Pakar Hukum Tata Negara Prof Yusril Ihza Mahendra mengatakan, pencabutan ketentuan tentang investasi minuman keras dalam Peraturan Presiden Nomor 10 Tahun 2021 tentang Bidang Usaha Penanaman Modal harus diikuti dengan penerbitan peraturan baru yang merevisi peraturan tersebut.

"Presiden harus menerbitkan peraturan presiden baru yang berisi perubahan atas peraturan tersebut, khususnya menghilangkan ketentuan lampiran yang terkait dengan minuman keras," kata Yusril Ihza saat dihubungi dari Jakarta, Selasa (2/3).

Yusril mengatakan, dengan penerbitan peraturan baru yang merevisi Perpres Bidang Usaha Penanaman Modal, persoalan pengaturan investasi minuman keras tersebut telah resmi dihapus dari norma hukum positif di Indonesia. Sementara, ketentuan-ketentuan lain yang memberikan kemudahan terhadap investasi dalam peraturan tersebut, Yusril memandang tidak mengandung masalah yang serius sehingga tidak perlu segera direvisi.

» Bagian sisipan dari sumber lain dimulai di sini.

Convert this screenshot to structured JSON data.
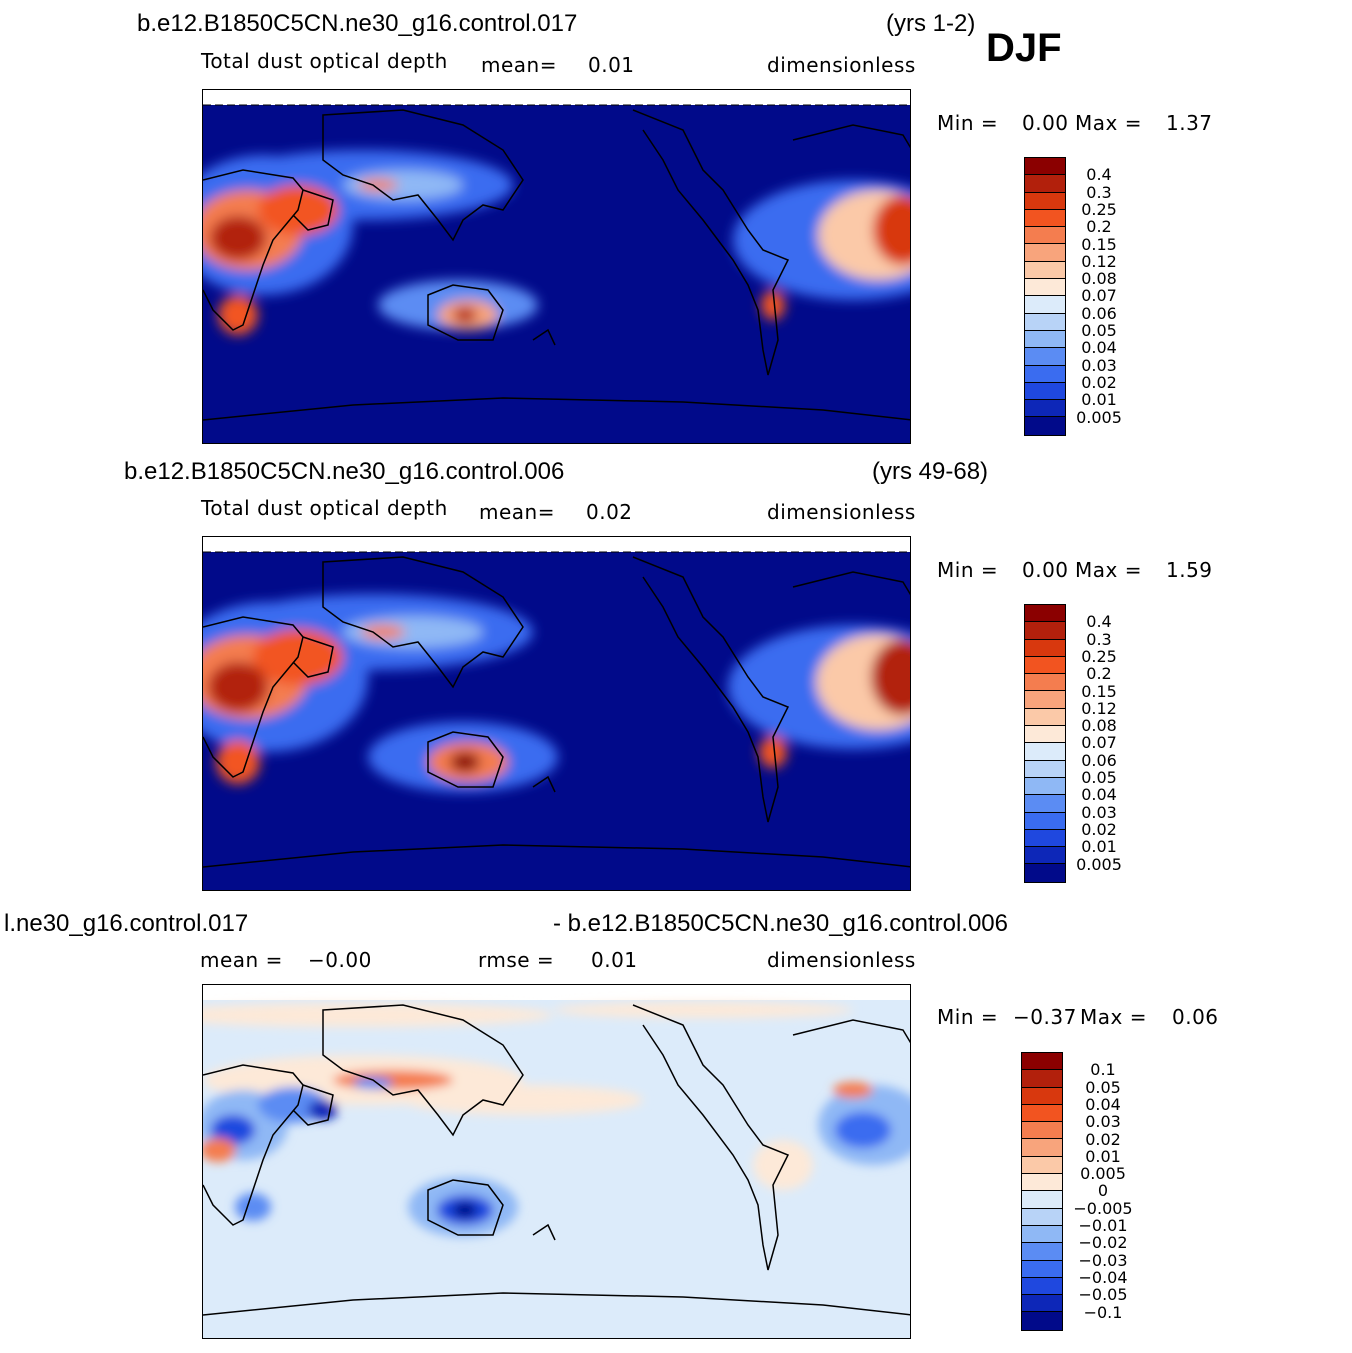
{
  "season": "DJF",
  "panels": [
    {
      "case": "b.e12.B1850C5CN.ne30_g16.control.017",
      "years": "(yrs 1-2)",
      "variable": "Total dust optical depth",
      "stat1_label": "mean=",
      "stat1_value": "0.01",
      "units": "dimensionless",
      "min_label": "Min =",
      "min_value": "0.00",
      "max_label": "Max =",
      "max_value": "1.37"
    },
    {
      "case": "b.e12.B1850C5CN.ne30_g16.control.006",
      "years": "(yrs 49-68)",
      "variable": "Total dust optical depth",
      "stat1_label": "mean=",
      "stat1_value": "0.02",
      "units": "dimensionless",
      "min_label": "Min =",
      "min_value": "0.00",
      "max_label": "Max =",
      "max_value": "1.59"
    },
    {
      "case_left": "l.ne30_g16.control.017",
      "case_right": "- b.e12.B1850C5CN.ne30_g16.control.006",
      "stat1_label": "mean =",
      "stat1_value": "−0.00",
      "stat2_label": "rmse =",
      "stat2_value": "0.01",
      "units": "dimensionless",
      "min_label": "Min =",
      "min_value": "−0.37",
      "max_label": "Max =",
      "max_value": "0.06"
    }
  ],
  "colorbar_abs": {
    "labels": [
      "0.4",
      "0.3",
      "0.25",
      "0.2",
      "0.15",
      "0.12",
      "0.08",
      "0.07",
      "0.06",
      "0.05",
      "0.04",
      "0.03",
      "0.02",
      "0.01",
      "0.005"
    ],
    "colors": [
      "#8b0000",
      "#b2200c",
      "#d8380e",
      "#f25420",
      "#f47d4f",
      "#f8a47c",
      "#fbc9a8",
      "#fde9d8",
      "#dcebfa",
      "#b8d3f7",
      "#8fb8f5",
      "#5b8cf3",
      "#3a6cf0",
      "#1f48df",
      "#0d27b8",
      "#010a8a"
    ]
  },
  "colorbar_diff": {
    "labels": [
      "0.1",
      "0.05",
      "0.04",
      "0.03",
      "0.02",
      "0.01",
      "0.005",
      "0",
      "−0.005",
      "−0.01",
      "−0.02",
      "−0.03",
      "−0.04",
      "−0.05",
      "−0.1"
    ],
    "colors": [
      "#8b0000",
      "#b2200c",
      "#d8380e",
      "#f25420",
      "#f47d4f",
      "#f8a47c",
      "#fbc9a8",
      "#fde9d8",
      "#dcebfa",
      "#b8d3f7",
      "#8fb8f5",
      "#5b8cf3",
      "#3a6cf0",
      "#1f48df",
      "#0d27b8",
      "#010a8a"
    ]
  }
}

Terkait penolakan terhadap bagian tentang investasi minuman keras dalam Peraturan Presiden Bidang Usaha Penanaman Modal, Yusril menilai, itu merupakan hal yang wajar di Indonesia yang mayoritas penduduknya beragama Islam.

Baca juga : Cabut Investasi Miras, Mahfud: Pemerintah tak Alergi Kritik

"Di negara sekuler seperti Filipina saja, Gloria Macapagal Arroyo ketika menjabat sebagai presiden pernah memveto pengesahan RUU tentang Kontrasepsi yang telah disetujui senat, karena mempertimbangkan Gereja Katolik Filipina yang menentang keluarga berencana karena dianggap tidak sejalan dengan doktrin," kata Yusril.

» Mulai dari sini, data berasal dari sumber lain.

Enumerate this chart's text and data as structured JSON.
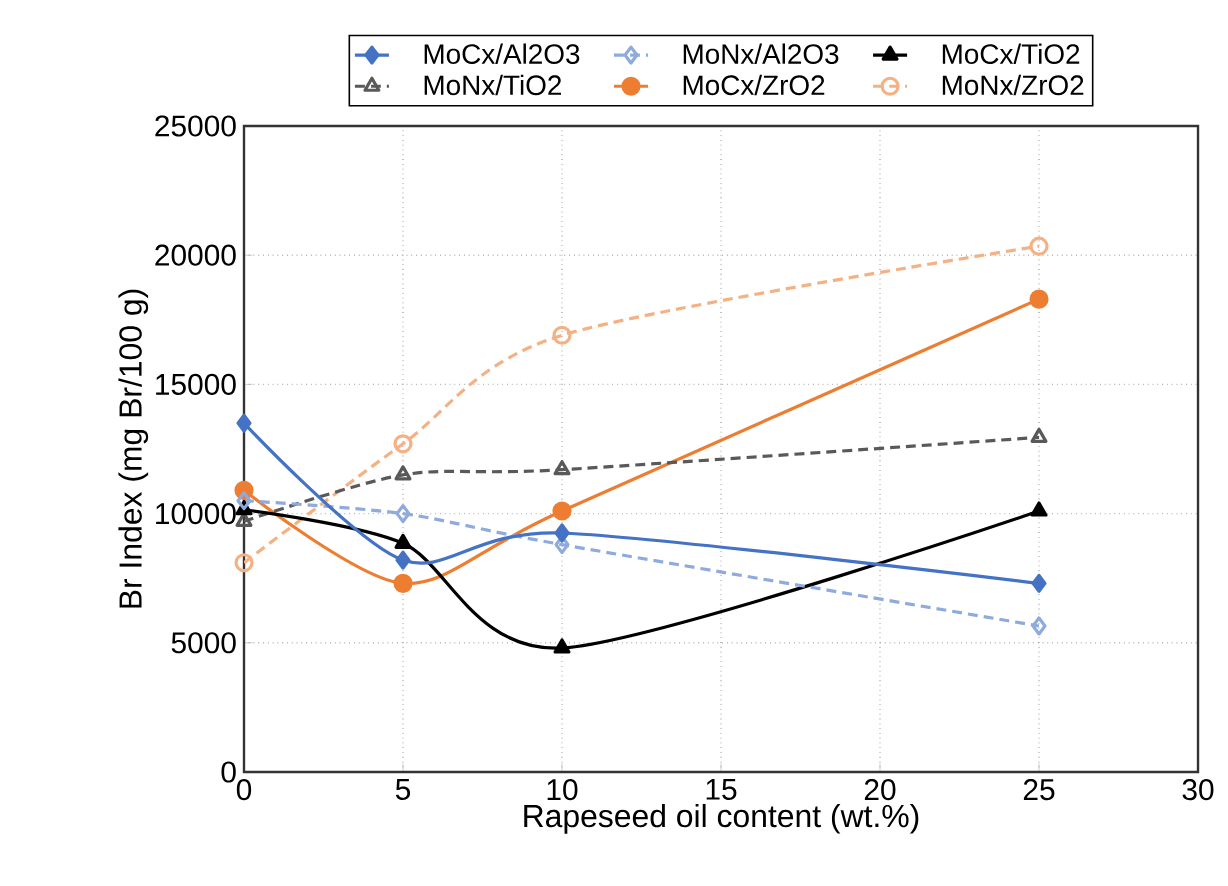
{
  "chart_data": {
    "type": "line",
    "xlabel": "Rapeseed oil content (wt.%)",
    "ylabel": "Br Index (mg Br/100 g)",
    "x": [
      0,
      5,
      10,
      25
    ],
    "xlim": [
      0,
      30
    ],
    "xticks": [
      0,
      5,
      10,
      15,
      20,
      25,
      30
    ],
    "ylim": [
      0,
      25000
    ],
    "yticks": [
      0,
      5000,
      10000,
      15000,
      20000,
      25000
    ],
    "grid": true,
    "legend": "top",
    "series": [
      {
        "name": "MoCx/Al2O3",
        "color": "#4472c4",
        "marker": "diamond",
        "line_style": "solid",
        "values": [
          13500,
          8200,
          9250,
          7300
        ]
      },
      {
        "name": "MoNx/Al2O3",
        "color": "#8faadc",
        "marker": "diamond",
        "line_style": "dashed",
        "values": [
          10500,
          10000,
          8800,
          5650
        ]
      },
      {
        "name": "MoCx/TiO2",
        "color": "#000000",
        "marker": "triangle",
        "line_style": "solid",
        "values": [
          10150,
          8850,
          4800,
          10100
        ]
      },
      {
        "name": "MoNx/TiO2",
        "color": "#595959",
        "marker": "triangle",
        "line_style": "dashed",
        "values": [
          9700,
          11500,
          11700,
          12950
        ]
      },
      {
        "name": "MoCx/ZrO2",
        "color": "#ed7d31",
        "marker": "circle",
        "line_style": "solid",
        "values": [
          10900,
          7300,
          10100,
          18300
        ]
      },
      {
        "name": "MoNx/ZrO2",
        "color": "#f4b183",
        "marker": "circle",
        "line_style": "dashed",
        "values": [
          8100,
          12700,
          16900,
          20350
        ]
      }
    ]
  }
}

Bila di negara yang mengaku sekuler ternyata pertimbangan keagamaan tetap menjadi hal yang penting, Yusril mengatakan, negara yang berdasarkan Pancasila seharusnya berbuat lebih daripada itu. Menurut Yusril, keyakinan keagamaan wajib dipertimbangkan dalam negara merumuskan kebijakan apa pun.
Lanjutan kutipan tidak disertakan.